Most articles will focus on what we, Americans, view as the profound risk with the surge in rookie online traders … that the markets might go down. Most market tops coincide with retail investors entering. We haven’t, to my knowledge, seen the scale of a market crash driven by twentysomethings investing government rescue funds, levered up via preapproval on their smartphones.

Our elected officials and gross idolatry of money and innovators have overrun the institutions charged with slowing our thinking and keeping our kids safe. Joe Scarborough put it well: “Mark, Sheryl, and Jack, you have revealed yourselves to be vapid vulgarians who put at risk Americans’ health, racial justice, fair elections, and basic truths.”

Where do we turn? The bulk of the pressure to protect kids from device addiction falls on parents — limiting use (severely) and getting other parents at school to limit use as well, so kids don’t feel they are an exception. It’s difficult, and it needs to be done. An “electronics fast,” perhaps for the whole family, can allow the nervous system to reset. Lowering your dopamine threshold allows a smaller amount of pleasure to be satisfying.
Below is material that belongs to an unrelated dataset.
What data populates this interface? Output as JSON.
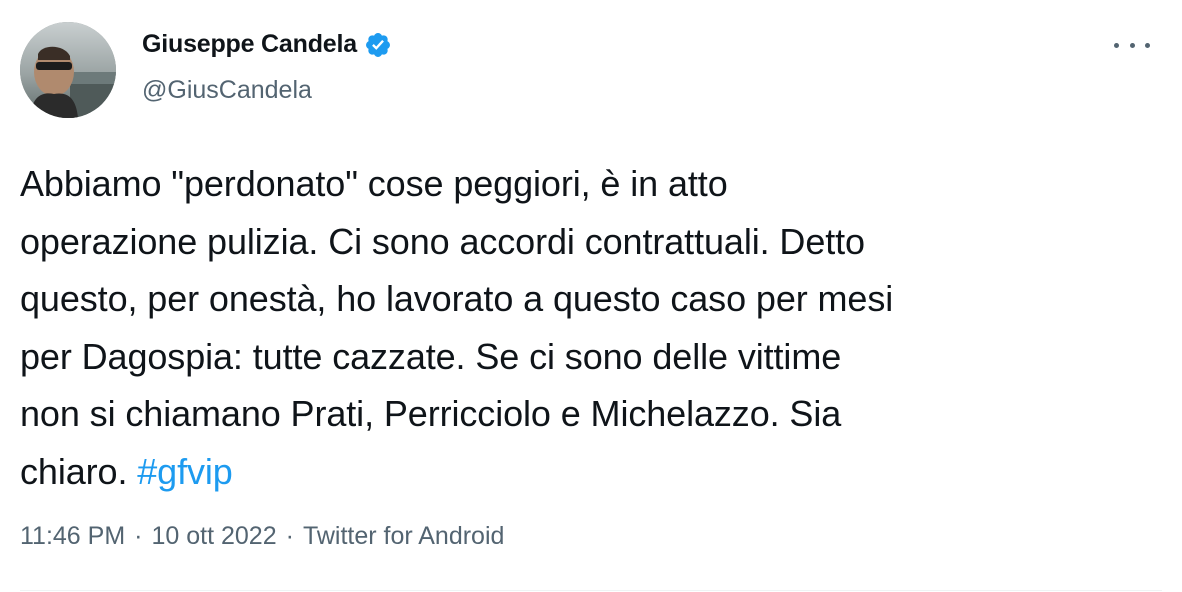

The threat of addiction has been slowing our household down. One of our sons demonstrates behavior consistent with device addiction. It’s terrifying. Everything he does, says, and works toward, is in pursuit of the dopa hit waiting on his iPad. His mom and I are doing what most parents would do — reading, seeking outside help, limiting use. But more than anything, we’re trying to slow things down. Time with him, especially outdoors or with books. Time in bed with him telling him stories about his grandfather becoming a frogman in the Royal Navy. Slowing everything down. It appears to be working.

I see Alex Kearns, and I see my oldest son. A nerd, with a big smile, fascinated by the markets and seeking dopa hits. I can’t imagine the pain of that family. I can’t imagine how we’ve lost the script, letting the meaningful, innovation and money, trump the profound, our kids. The youth suicide rate has increased 56% in a decade. Girls between 10 and 14 had a tripling of self-harm episodes between 2009 and 2015. Teens who are on social media for 5+ hrs a day are twice more likely to be depressed than those who are on for less than an hour.

Is it any wonder Tim Cook doesn’t want his nephew on social media? If he wasn’t Tim Cook, would he also say, I don’t want him to have an iPad either?

The weapons are our phones and tablets, and the bullets are social media firms headed by sociopathic oligarchs. And now, we may have a new menace preying on young men: online trading platforms.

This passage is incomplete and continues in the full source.